Picture of July 7, 2025

July 7, 2025

Precise replenishment doesn’t exist.  Most planners know that even if it’s rarely said out loud. At best, it’s an informed estimate — one that works well enough most of the time, until something shifts unexpectedly.

As a merchandise planner, you’re responsible for keeping stores stocked without overcommitting inventory, responding to changes in demand, and anticipating which SKUs are about to accelerate, often with limited data and little lead time. And when something slips, it’s your inbox that fills up first.

This blog is intended to reduce some of that pressure. We’ll explore how advanced demand forecasting tools can help you shift from reactive, sales-driven replenishment to a more responsive, signal-led approach.

The Real Reason Why Retail Replenishment Isn’t Precise

1. Store-level demand is highly variable

Of course, you might think. After all, retail stores in different states have different demographics, different local events, and buyer behaviors. But even stores located in the same city can perform differently.

Local events, weather shifts, foot traffic patterns, and customer demographics all influence what sells, when, and how quickly between two retail stores in the same locality. Standardized replenishment logic cannot pick up on these nuances. And often, this leads to overstocking in some stores and stockouts in others. 

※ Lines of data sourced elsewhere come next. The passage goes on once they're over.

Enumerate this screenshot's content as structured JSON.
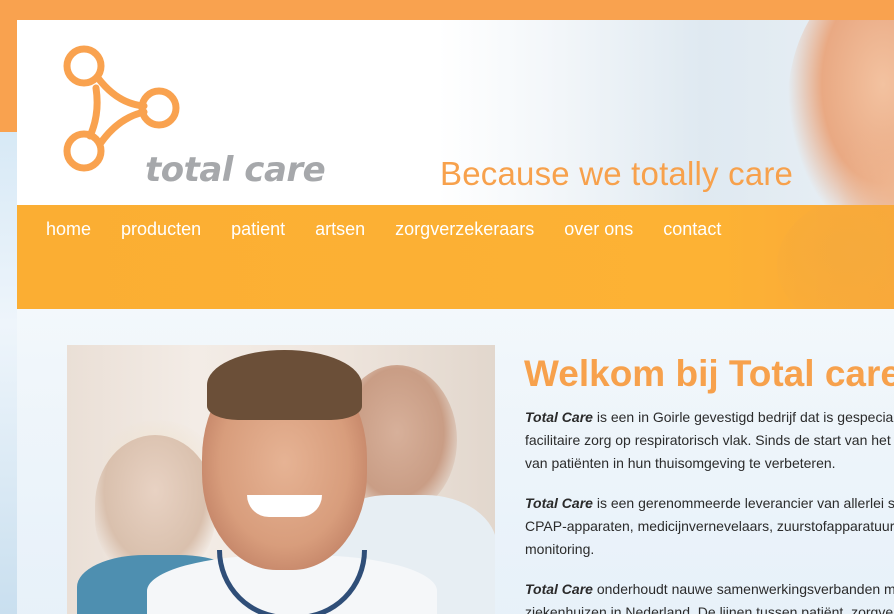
{
  "header": {
    "logo_text": "total care",
    "tagline": "Because we totally care"
  },
  "nav": {
    "items": [
      "home",
      "producten",
      "patient",
      "artsen",
      "zorgverzekeraars",
      "over ons",
      "contact"
    ]
  },
  "main": {
    "title": "Welkom bij Total care",
    "paragraphs": [
      {
        "brand": "Total Care",
        "lines": [
          " is een in Goirle gevestigd bedrijf dat is gespecialiseer",
          "facilitaire zorg op respiratorisch vlak. Sinds de start van het bedr",
          "van patiënten in hun thuisomgeving te verbeteren."
        ]
      },
      {
        "brand": "Total Care",
        "lines": [
          " is een gerenommeerde leverancier van allerlei special",
          "CPAP-apparaten, medicijnvernevelaars, zuurstofapparatuur, MRA-",
          "monitoring."
        ]
      },
      {
        "brand": "Total Care",
        "lines": [
          " onderhoudt nauwe samenwerkingsverbanden met vrij",
          "ziekenhuizen in Nederland. De lijnen tussen patiënt, zorgverzeker"
        ]
      }
    ]
  },
  "colors": {
    "orange": "#f9a24f",
    "nav_orange": "#fdb234",
    "logo_gray": "#a6a8ab"
  }
}
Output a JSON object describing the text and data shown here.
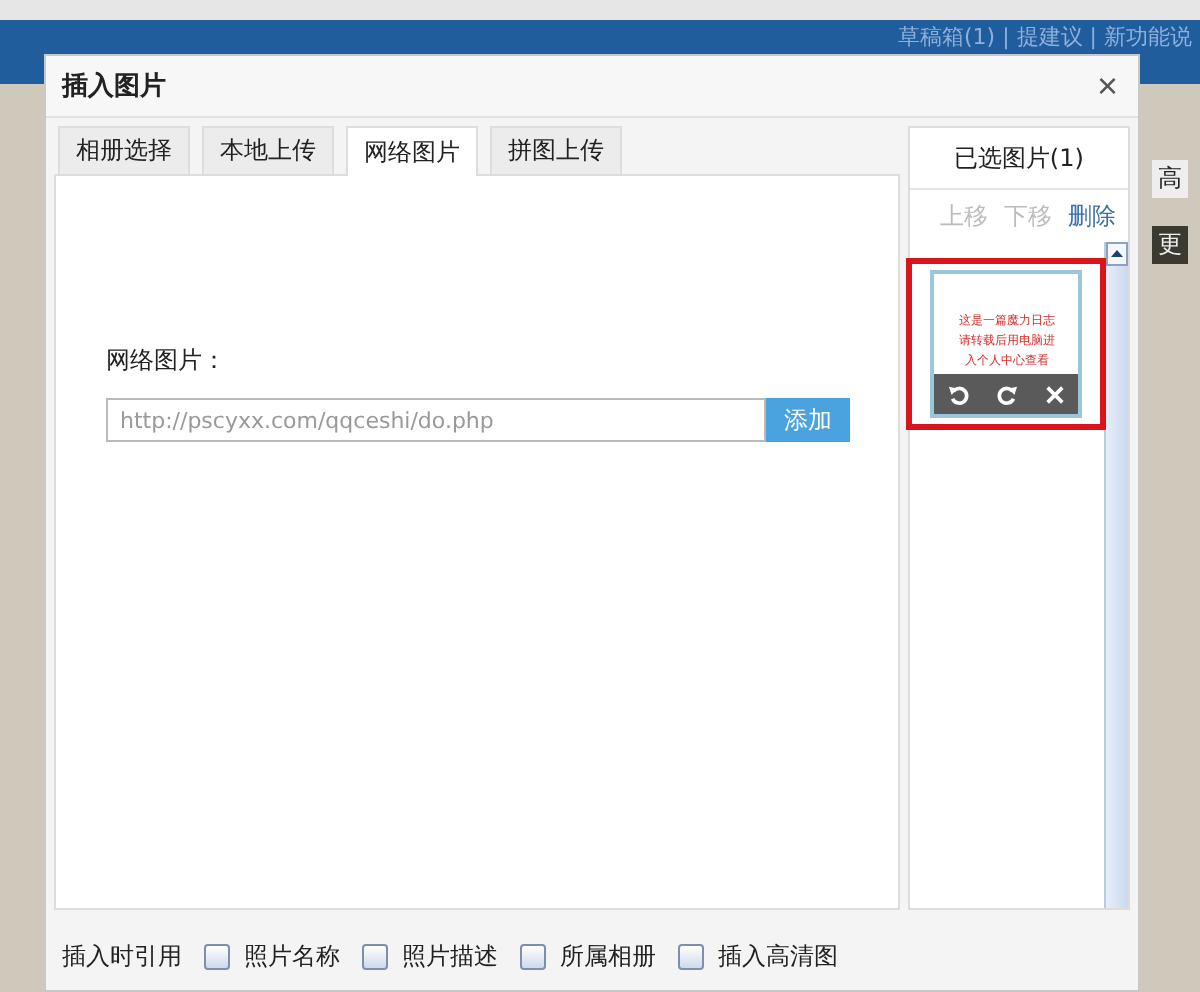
{
  "background": {
    "header_links": "草稿箱(1) | 提建议 | 新功能说",
    "side_labels": [
      "高",
      "更"
    ]
  },
  "window": {
    "title": "插入图片",
    "close": "×"
  },
  "tabs": [
    {
      "label": "相册选择",
      "selected": false
    },
    {
      "label": "本地上传",
      "selected": false
    },
    {
      "label": "网络图片",
      "selected": true
    },
    {
      "label": "拼图上传",
      "selected": false
    }
  ],
  "url_form": {
    "label": "网络图片：",
    "value": "http://pscyxx.com/qqceshi/do.php",
    "button": "添加"
  },
  "selected_panel": {
    "title": "已选图片(1)",
    "actions": [
      {
        "label": "上移",
        "disabled": true
      },
      {
        "label": "下移",
        "disabled": true
      },
      {
        "label": "删除",
        "disabled": false
      }
    ],
    "thumbnail": {
      "lines": [
        "这是一篇魔力日志",
        "请转载后用电脑进",
        "入个人中心查看"
      ],
      "highlighted": true
    }
  },
  "options": {
    "label": "插入时引用",
    "checkboxes": [
      {
        "label": "照片名称",
        "checked": false
      },
      {
        "label": "照片描述",
        "checked": false
      },
      {
        "label": "所属相册",
        "checked": false
      },
      {
        "label": "插入高清图",
        "checked": false
      }
    ]
  }
}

Overstocking is known to have tremendous cost implications. According to a study, overstocks cost about $758.3 billion cumulatively in 2022.

2. Sales data is not the same as demand data 

Traditional replenishment logic assumes that sales data is the most reliable indicator of what customers want. And in most cases, it is until the product is out of stock.

When an item isn’t available, the system records zero sales, but that doesn’t mean there was no demand. Customers walk away, buy something else, or don’t buy at all. Without capturing that missed demand, replenishment plans understate the need, which can cause repeated stockouts and lost revenue.

3. Historical models do not adapt to real-time demand shifts

When historical data is the only consistent input about customer demand available, it makes sense to build replenishment plans based on it.  But retail rarely moves that neatly.

Demand can spike overnight due to a local promotion, a viral post, or a sudden weather shift. By the time these changes show up in the sales data and feed into the next planning cycle, the window of opportunity has already passed. To put it bluntly, static forecasting models simply can’t respond to demand changes fast enough.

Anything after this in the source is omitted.